M. G. Valluri and R. Govindarajan. 1999. Evaluating register allocation and instruction scheduling techniques in out-of-order issue processors. In Proceedings of the 1999 International Conference on Parallel Architectures and Compilation Techniques. Washington, DC: IEEE Computer Society Press.

The experiments showed that the traditional schedulers made insignificant effects an ooo processor. However, a scheduler that targeted at minimizing register pressure helped marginally:

R. Govindarajan, H. Yang, C. Zhang, J. Nelson Amaral, and G. R. Gao. 2001. Minimum register instruction sequence problem: Revisiting optimal code generation for dags. In Proceedings of the International Parallel and Distributed Processing Symposium.


----- Original Message -----
From: "Ting-Yuan Huang" <thu...@mozilla.com>
To: "Jeff Walden" <jwald...@mit.edu>
Cc: dev-tech-js-en...@lists.mozilla.org
Sent: Monday, March 18, 2013 4:26:23 PM
Subject: Re: [JS-internals] Instruction scheduling and selection in IonMonkey


Thanks for the explanation! Sounds like that those dynamic techniques (out of order execution, register renaming, etc.) dominated the static scheduler in compiler, especially on beasts like x86.

AFAIK, ARM introduced ooo and register renaming to cortex-a9, but I've no idea how effective it is. I can do some experiments on various ARM CPUs if needed.

BTW, could you please suggest some low-hanging fruit? :-) Before this thread I used to think of an instruction scheduler a big fruit.

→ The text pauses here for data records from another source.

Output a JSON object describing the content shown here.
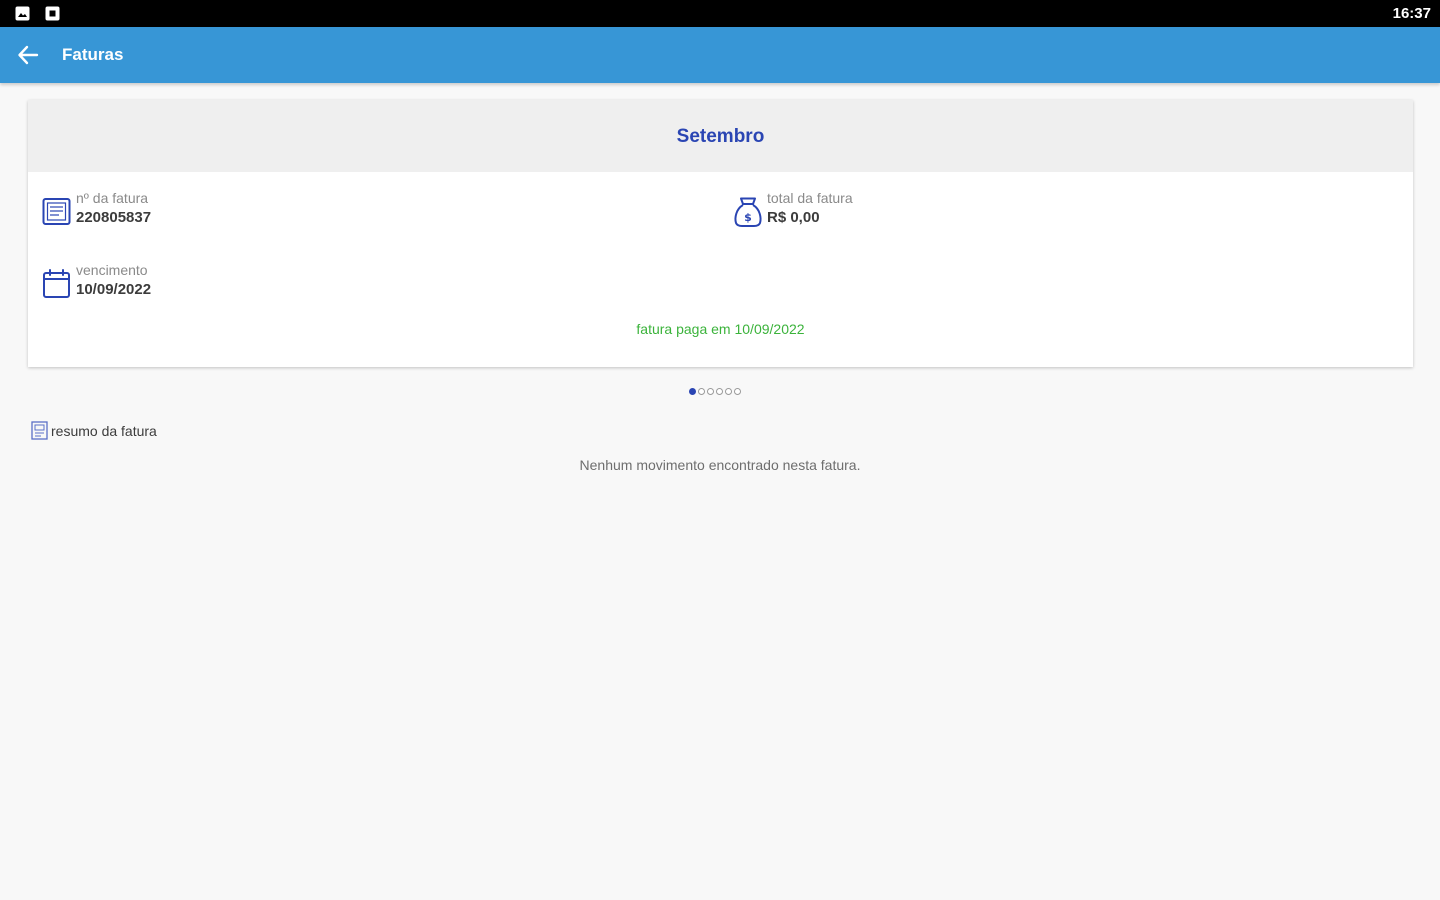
{
  "status_bar": {
    "time": "16:37",
    "icons": [
      "image-notification-icon",
      "app-notification-icon"
    ]
  },
  "app_bar": {
    "title": "Faturas",
    "back_icon": "arrow-left-icon"
  },
  "invoice_card": {
    "month": "Setembro",
    "number_label": "nº da fatura",
    "number_value": "220805837",
    "total_label": "total da fatura",
    "total_value": "R$ 0,00",
    "due_label": "vencimento",
    "due_value": "10/09/2022",
    "paid_message": "fatura paga em 10/09/2022",
    "icons": {
      "number": "invoice-document-icon",
      "total": "money-bag-icon",
      "due": "calendar-icon"
    }
  },
  "pager": {
    "count": 6,
    "active": 0
  },
  "summary": {
    "label": "resumo da fatura",
    "icon": "summary-document-icon"
  },
  "empty_message": "Nenhum movimento encontrado nesta fatura.",
  "colors": {
    "app_bar": "#3796d6",
    "status_bar": "#000000",
    "accent_blue": "#2a45b3",
    "paid_green": "#3bb33b",
    "background": "#f8f8f8",
    "card_header": "#efefef"
  }
}
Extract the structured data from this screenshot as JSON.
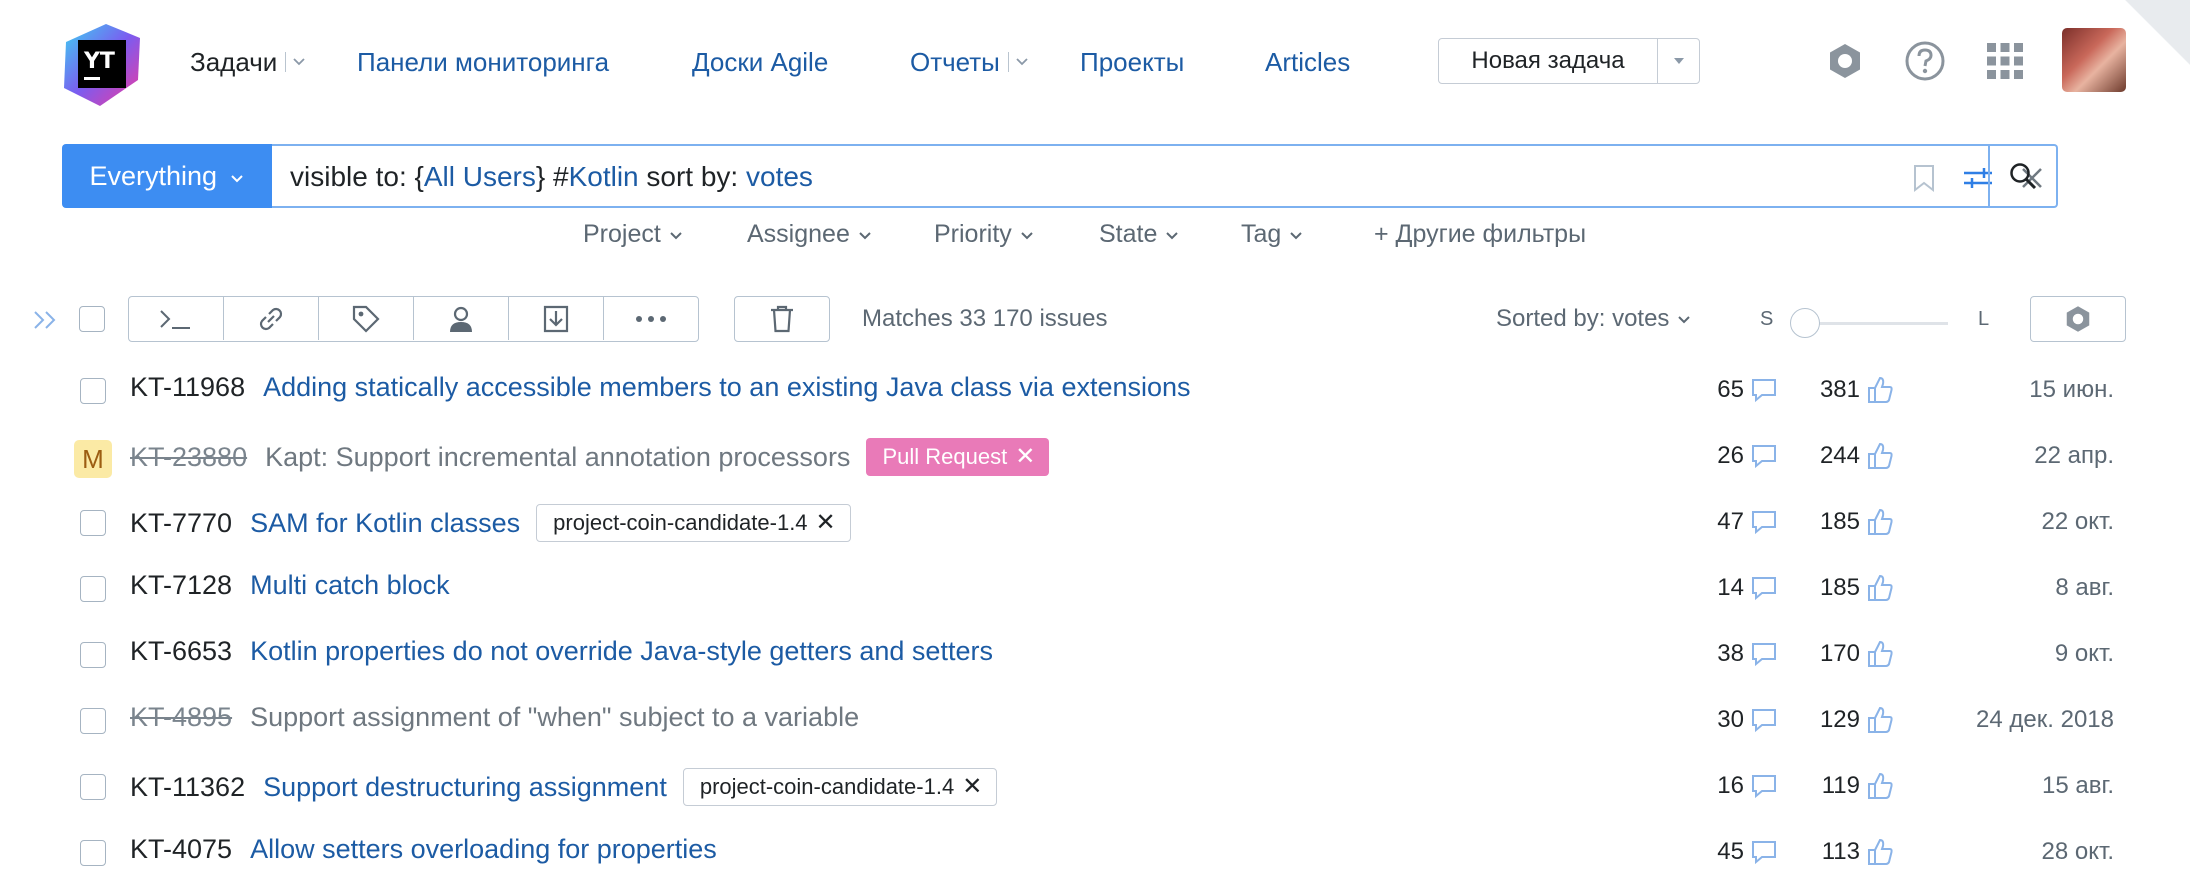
{
  "app": {
    "logo_text": "YT"
  },
  "nav": {
    "items": [
      {
        "label": "Задачи",
        "has_caret": true
      },
      {
        "label": "Панели мониторинга"
      },
      {
        "label": "Доски Agile"
      },
      {
        "label": "Отчеты",
        "has_caret": true
      },
      {
        "label": "Проекты"
      },
      {
        "label": "Articles"
      }
    ],
    "new_issue_label": "Новая задача",
    "icons": [
      "settings-icon",
      "help-icon",
      "apps-grid-icon"
    ],
    "avatar": "user-avatar"
  },
  "search": {
    "context_label": "Everything",
    "query": {
      "p1": "visible to: {",
      "p2": "All Users",
      "p3": "} #",
      "p4": "Kotlin",
      "p5": " sort by: ",
      "p6": "votes"
    }
  },
  "filters": {
    "project": "Project",
    "assignee": "Assignee",
    "priority": "Priority",
    "state": "State",
    "tag": "Tag",
    "more": "+ Другие фильтры"
  },
  "toolbar": {
    "matches": "Matches 33 170 issues",
    "sorted_by": "Sorted by: votes",
    "size_small": "S",
    "size_large": "L",
    "density_level": 0
  },
  "issues": [
    {
      "id": "KT-11968",
      "summary": "Adding statically accessible members to an existing Java class via extensions",
      "resolved": false,
      "tag": "",
      "comments": "65",
      "votes": "381",
      "date": "15 июн."
    },
    {
      "id": "KT-23880",
      "summary": "Kapt: Support incremental annotation processors",
      "resolved": true,
      "badge": "M",
      "tag": "Pull Request",
      "comments": "26",
      "votes": "244",
      "date": "22 апр."
    },
    {
      "id": "KT-7770",
      "summary": "SAM for Kotlin classes",
      "resolved": false,
      "tag": "project-coin-candidate-1.4",
      "comments": "47",
      "votes": "185",
      "date": "22 окт."
    },
    {
      "id": "KT-7128",
      "summary": "Multi catch block",
      "resolved": false,
      "tag": "",
      "comments": "14",
      "votes": "185",
      "date": "8 авг."
    },
    {
      "id": "KT-6653",
      "summary": "Kotlin properties do not override Java-style getters and setters",
      "resolved": false,
      "tag": "",
      "comments": "38",
      "votes": "170",
      "date": "9 окт."
    },
    {
      "id": "KT-4895",
      "summary": "Support assignment of \"when\" subject to a variable",
      "resolved": true,
      "tag": "",
      "comments": "30",
      "votes": "129",
      "date": "24 дек. 2018"
    },
    {
      "id": "KT-11362",
      "summary": "Support destructuring assignment",
      "resolved": false,
      "tag": "project-coin-candidate-1.4",
      "comments": "16",
      "votes": "119",
      "date": "15 авг."
    },
    {
      "id": "KT-4075",
      "summary": "Allow setters overloading for properties",
      "resolved": false,
      "tag": "",
      "comments": "45",
      "votes": "113",
      "date": "28 окт."
    }
  ],
  "colors": {
    "accent": "#3d8df2",
    "link": "#1c5ba4",
    "pull_request_tag": "#e97ab8",
    "badge_m": "#fbeaa5"
  }
}
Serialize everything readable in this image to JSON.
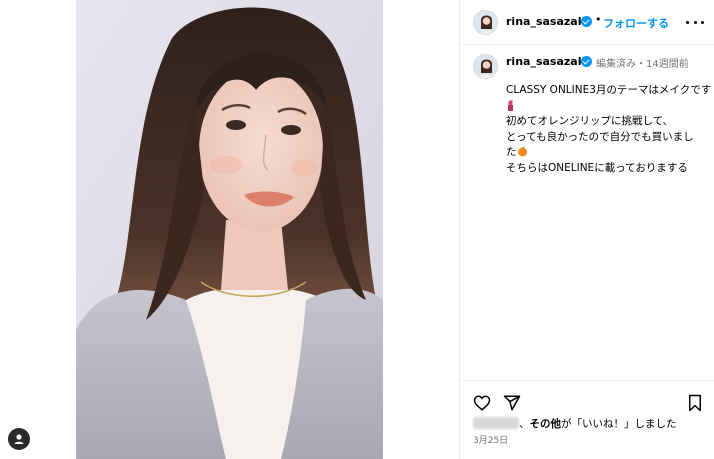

----- Original Message -----
From: "Jeff Walden" <jwald...@mit.edu>
To: dev-tech-js-en...@lists.mozilla.org
Sent: Monday, March 18, 2013 7:55:08 AM
Subject: Re: [JS-internals] Instruction scheduling and selection in IonMonkey

On 03/15/2013 09:17 AM, Andreas Gal wrote:
> We did some research work on this for JIT compilers way back at UCI as part of my thesis. This was 5 years ago and the architecture world was different, and this was focused on x86, but the rough result was that on x86 all that matters is scheduling division and memory access. The rest was irrelevant. The hardware can see much further ahead in the dynamic instruction stream than you can easily do in software, especially when compiling under time pressure (its a JIT!).

This basically matches my knowledge from a compiler class I took around the same time. Someone took the test programs we were to compile and did a ton of hand-scheduling of things (to decide which optimizations we should implement in the limited time we had) and found it didn't make any difference at all to ultimate speed.

I don't know anything about ARM capabilities now, but to the extent ARM chips aren't as smart, I'd want to know what the chances are that newer ARM chips will be smarter in this regard, before spending a lot of time on instruction scheduling. There seems to be a lot of other low-hanging fruit we should pick first, even if it were valuable on ARM.